Susan Gross Sholinsky, Member of the Firm in the Employment, Labor & Workforce Management practice, in the firm’s New York office, was quoted in Business Insurance, in “Federal Courts Still Split on Employers Asking Salary History Questions,” by Judy Greenwald.
Following is an excerpt:
The U.S. Supreme Court’s Feb. 25 decision to remand a federal Equal Pay Act case issued by the 9th U.S. Circuit Court of Appeals because of the death of the judge who wrote it means a circuit court split over the issue of whether employers can ask job candidates about their salary history stands, at least for now.
But many employers are already issuing rules forbidding questions about salary history in response to the growing number of states and other governmental entities that prohibit these queries, experts say.
Justice Stephen Reinhardt died on March 29, 2018, before the April 9, 2018, en banc opinion in Aileen Rizo v. Jim Yovino, Fresno County Superintendent of Schools was issued by the San Francisco-based appeals court.
Ms. Rizo, a math consultant for the Fresno County, California, schools, charged she was given a starting salary less than a male math consultant who had been hired.
The 9th Circuit’s strongly worded opinion in Ms. Rizo’s favor replaced an April 2017 ruling by a three-judge 9th Circuit panel and affirmed a ruling by the U.S. District Court in Fresno that denied Fresno County summary judgment in the case. The ruling held it is “impermissible to rely on prior salary to set initial wages.”
All 11 judges who heard the case en banc agreed Ms.
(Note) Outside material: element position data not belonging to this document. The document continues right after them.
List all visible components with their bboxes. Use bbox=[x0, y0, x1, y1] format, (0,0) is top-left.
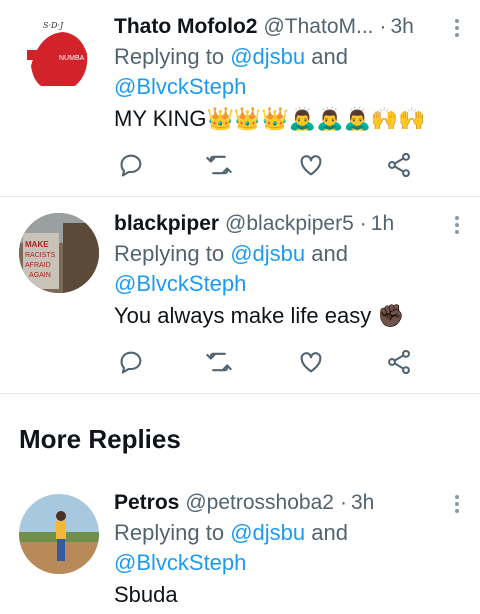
reply-icon[interactable] bbox=[114, 345, 148, 379]
replying-to: Replying to @djsbu and bbox=[114, 42, 460, 72]
mention-link[interactable]: @djsbu bbox=[230, 44, 305, 69]
avatar-image bbox=[19, 494, 99, 574]
separator-dot: · bbox=[339, 491, 347, 514]
user-handle[interactable]: @blackpiper5 bbox=[225, 212, 354, 236]
share-icon[interactable] bbox=[382, 148, 416, 182]
user-handle[interactable]: @ThatoM... bbox=[263, 15, 373, 39]
replying-and: and bbox=[305, 44, 348, 69]
separator-dot: · bbox=[359, 212, 367, 235]
timestamp[interactable]: 3h bbox=[391, 15, 414, 39]
more-options-icon[interactable] bbox=[450, 492, 464, 516]
avatar-image: MAKE RACISTS AFRAID AGAIN bbox=[19, 213, 99, 293]
more-options-icon[interactable] bbox=[450, 16, 464, 40]
replying-prefix: Replying to bbox=[114, 241, 231, 266]
more-options-icon[interactable] bbox=[450, 213, 464, 237]
retweet-icon[interactable] bbox=[202, 345, 236, 379]
replying-to: Replying to @djsbu and bbox=[114, 239, 460, 269]
tweet-text: You always make life easy ✊🏿 bbox=[114, 303, 405, 328]
divider bbox=[0, 393, 480, 394]
mention-link[interactable]: @BlvckSteph bbox=[114, 271, 246, 296]
replying-to: Replying to @djsbu and bbox=[114, 518, 460, 548]
mention-link[interactable]: @djsbu bbox=[230, 520, 305, 545]
timestamp[interactable]: 1h bbox=[371, 212, 394, 236]
display-name[interactable]: Petros bbox=[114, 491, 179, 515]
svg-text:AFRAID: AFRAID bbox=[25, 262, 51, 269]
mention-link[interactable]: @BlvckSteph bbox=[114, 74, 246, 99]
separator-dot: · bbox=[379, 15, 387, 38]
replying-and: and bbox=[305, 520, 348, 545]
tweet-2[interactable]: MAKE RACISTS AFRAID AGAIN blackpiper @bl… bbox=[0, 197, 480, 393]
replying-prefix: Replying to bbox=[114, 520, 231, 545]
more-replies-heading: More Replies bbox=[19, 424, 181, 454]
tweet-actions bbox=[114, 345, 414, 379]
user-handle[interactable]: @petrosshoba2 bbox=[185, 491, 334, 515]
avatar-image: S·D·J NUMBA bbox=[19, 14, 99, 94]
like-icon[interactable] bbox=[294, 148, 328, 182]
avatar[interactable]: MAKE RACISTS AFRAID AGAIN bbox=[19, 213, 99, 293]
svg-text:RACISTS: RACISTS bbox=[25, 252, 56, 259]
tweet-3[interactable]: Petros @petrosshoba2 · 3h Replying to @d… bbox=[0, 478, 480, 614]
avatar[interactable]: S·D·J NUMBA bbox=[19, 14, 99, 94]
mention-link[interactable]: @djsbu bbox=[230, 241, 305, 266]
tweet-actions bbox=[114, 148, 414, 182]
avatar[interactable] bbox=[19, 494, 99, 574]
retweet-icon[interactable] bbox=[202, 148, 236, 182]
display-name[interactable]: Thato Mofolo2 bbox=[114, 15, 257, 39]
reply-icon[interactable] bbox=[114, 148, 148, 182]
like-icon[interactable] bbox=[294, 345, 328, 379]
svg-text:MAKE: MAKE bbox=[25, 240, 49, 249]
svg-text:S·D·J: S·D·J bbox=[43, 21, 64, 30]
display-name[interactable]: blackpiper bbox=[114, 212, 219, 236]
replying-and: and bbox=[305, 241, 348, 266]
tweet-text: MY KING👑👑👑🙇‍♂️🙇‍♂️🙇‍♂️🙌🙌 bbox=[114, 106, 426, 131]
tweet-1[interactable]: S·D·J NUMBA Thato Mofolo2 @ThatoM... · 3… bbox=[0, 0, 480, 196]
share-icon[interactable] bbox=[382, 345, 416, 379]
replying-prefix: Replying to bbox=[114, 44, 231, 69]
timestamp[interactable]: 3h bbox=[351, 491, 374, 515]
tweet-text: Sbuda bbox=[114, 582, 178, 607]
svg-text:AGAIN: AGAIN bbox=[29, 272, 51, 279]
svg-text:NUMBA: NUMBA bbox=[59, 55, 85, 62]
mention-link[interactable]: @BlvckSteph bbox=[114, 550, 246, 575]
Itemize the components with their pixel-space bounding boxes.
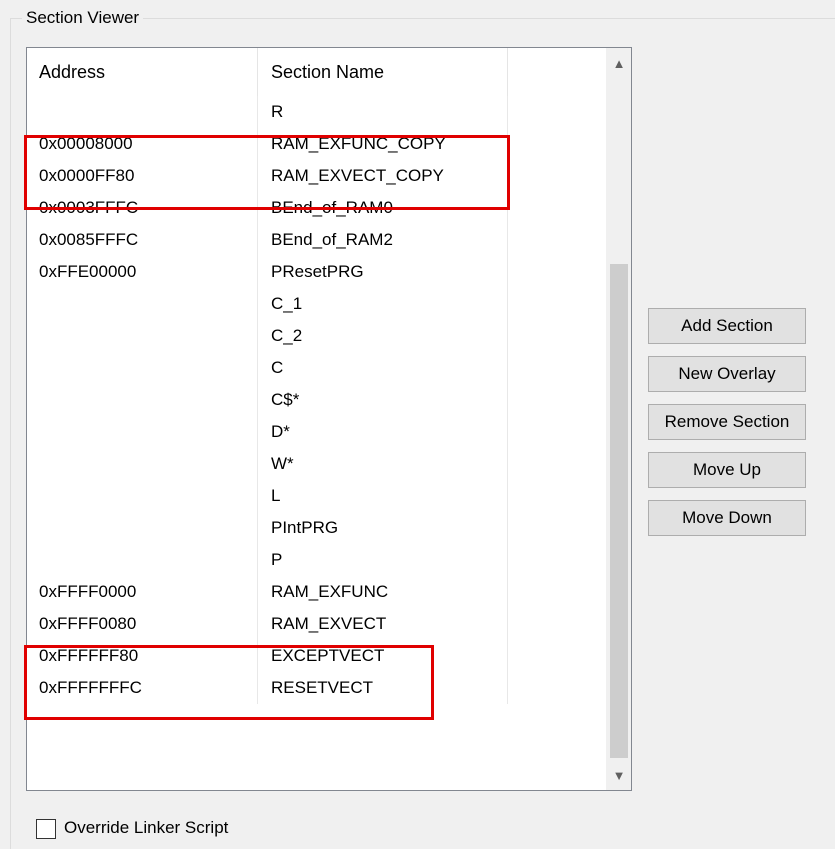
address-cell: 0x0085FFFC <box>27 224 258 256</box>
empty-cell <box>508 96 607 128</box>
address-cell <box>27 320 258 352</box>
override-linker-script-checkbox[interactable] <box>36 819 56 839</box>
address-cell: 0x0000FF80 <box>27 160 258 192</box>
section-name-cell: BEnd_of_RAM0 <box>258 192 508 224</box>
table-row[interactable]: 0xFFE00000 PResetPRG <box>27 256 607 288</box>
table-row[interactable]: 0xFFFF0000 RAM_EXFUNC <box>27 576 607 608</box>
address-cell <box>27 288 258 320</box>
section-name-cell: RAM_EXVECT_COPY <box>258 160 508 192</box>
table-row[interactable]: PIntPRG <box>27 512 607 544</box>
empty-cell <box>508 384 607 416</box>
table-row[interactable]: D* <box>27 416 607 448</box>
vertical-scrollbar[interactable]: ▲ ▼ <box>606 48 631 790</box>
empty-cell <box>508 512 607 544</box>
empty-cell <box>508 416 607 448</box>
section-name-cell: RAM_EXFUNC_COPY <box>258 128 508 160</box>
section-name-cell: PResetPRG <box>258 256 508 288</box>
table-row[interactable]: 0x0003FFFC BEnd_of_RAM0 <box>27 192 607 224</box>
table-row[interactable]: C <box>27 352 607 384</box>
column-header-section-name[interactable]: Section Name <box>258 48 508 96</box>
override-linker-script-label: Override Linker Script <box>64 818 229 837</box>
address-cell <box>27 544 258 576</box>
remove-section-button[interactable]: Remove Section <box>648 404 806 440</box>
section-name-cell: C$* <box>258 384 508 416</box>
empty-cell <box>508 288 607 320</box>
section-name-cell: RESETVECT <box>258 672 508 704</box>
section-name-cell: RAM_EXFUNC <box>258 576 508 608</box>
empty-cell <box>508 448 607 480</box>
empty-cell <box>508 672 607 704</box>
chevron-up-icon[interactable]: ▲ <box>607 52 631 76</box>
table-row[interactable]: R <box>27 96 607 128</box>
list-header: Address Section Name <box>27 48 607 96</box>
table-row[interactable]: 0xFFFFFFFC RESETVECT <box>27 672 607 704</box>
section-name-cell: C_2 <box>258 320 508 352</box>
empty-cell <box>508 608 607 640</box>
section-name-cell: EXCEPTVECT <box>258 640 508 672</box>
section-name-cell: RAM_EXVECT <box>258 608 508 640</box>
table-row[interactable]: 0x00008000 RAM_EXFUNC_COPY <box>27 128 607 160</box>
table-row[interactable]: C_2 <box>27 320 607 352</box>
table-row[interactable]: C$* <box>27 384 607 416</box>
address-cell <box>27 352 258 384</box>
table-row[interactable]: 0xFFFF0080 RAM_EXVECT <box>27 608 607 640</box>
column-header-address[interactable]: Address <box>27 48 258 96</box>
column-header-empty[interactable] <box>508 48 607 96</box>
section-list[interactable]: Address Section Name R 0x00008000 RAM_EXFU… <box>26 47 632 791</box>
address-cell: 0xFFFF0000 <box>27 576 258 608</box>
table-row[interactable]: C_1 <box>27 288 607 320</box>
empty-cell <box>508 576 607 608</box>
section-name-cell: R <box>258 96 508 128</box>
add-section-button[interactable]: Add Section <box>648 308 806 344</box>
table-row[interactable]: 0x0085FFFC BEnd_of_RAM2 <box>27 224 607 256</box>
scrollbar-thumb[interactable] <box>610 264 628 758</box>
empty-cell <box>508 256 607 288</box>
chevron-down-icon[interactable]: ▼ <box>607 764 631 788</box>
table-row[interactable]: 0xFFFFFF80 EXCEPTVECT <box>27 640 607 672</box>
table-row[interactable]: L <box>27 480 607 512</box>
move-down-button[interactable]: Move Down <box>648 500 806 536</box>
address-cell: 0xFFFF0080 <box>27 608 258 640</box>
empty-cell <box>508 352 607 384</box>
empty-cell <box>508 320 607 352</box>
empty-cell <box>508 640 607 672</box>
section-name-cell: L <box>258 480 508 512</box>
empty-cell <box>508 128 607 160</box>
address-cell: 0x00008000 <box>27 128 258 160</box>
address-cell: 0xFFE00000 <box>27 256 258 288</box>
address-cell <box>27 480 258 512</box>
address-cell: 0xFFFFFFFC <box>27 672 258 704</box>
table-row[interactable]: W* <box>27 448 607 480</box>
address-cell: 0x0003FFFC <box>27 192 258 224</box>
section-name-cell: W* <box>258 448 508 480</box>
move-up-button[interactable]: Move Up <box>648 452 806 488</box>
address-cell <box>27 512 258 544</box>
address-cell <box>27 96 258 128</box>
address-cell <box>27 448 258 480</box>
table-row[interactable]: 0x0000FF80 RAM_EXVECT_COPY <box>27 160 607 192</box>
empty-cell <box>508 544 607 576</box>
empty-cell <box>508 224 607 256</box>
section-name-cell: D* <box>258 416 508 448</box>
section-name-cell: C_1 <box>258 288 508 320</box>
empty-cell <box>508 192 607 224</box>
address-cell <box>27 384 258 416</box>
address-cell <box>27 416 258 448</box>
section-name-cell: C <box>258 352 508 384</box>
section-name-cell: PIntPRG <box>258 512 508 544</box>
section-name-cell: P <box>258 544 508 576</box>
section-name-cell: BEnd_of_RAM2 <box>258 224 508 256</box>
empty-cell <box>508 480 607 512</box>
group-title: Section Viewer <box>22 8 144 28</box>
new-overlay-button[interactable]: New Overlay <box>648 356 806 392</box>
empty-cell <box>508 160 607 192</box>
table-row[interactable]: P <box>27 544 607 576</box>
address-cell: 0xFFFFFF80 <box>27 640 258 672</box>
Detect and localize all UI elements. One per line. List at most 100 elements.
Rizo should prevail, but five of the judges held it should be on different grounds than those expressed in the majority opinion.
In its unsigned ruling, the Supreme Court said, “By counting Judge Reinhardt’s vote, the court deemed Judge Reinhardt’s opinion to be a majority opinion, which means that it constitutes a precedent that all future Ninth Circuit panels must follow.”
“Without Judge Reinhardt’s vote, the opinion attributed to him would have been approved by only 5 of the 10 members of the en banc panel who were still living when the decision was filed. Although the other five living judges concurred in the judgment, they did so for different reasons. The upshot is that Judge Reinhardt’s vote made a difference.”
The 9th Circuit “effectively allowed a deceased judge to exercise the judicial power of the United States after his death. But federal judges are appointed for life, not for eternity,” said the court, in remanding the case for further proceedings. …
“It’s likely that the 9th Circuit will come out with another decision” in Ms. Rizo’s favor, but “it may or may not be as strong” as Judge Reinhardt’s opinion, said Susan Gross Sholinsky, a member of law firm Epstein Becker & Green PC in New York.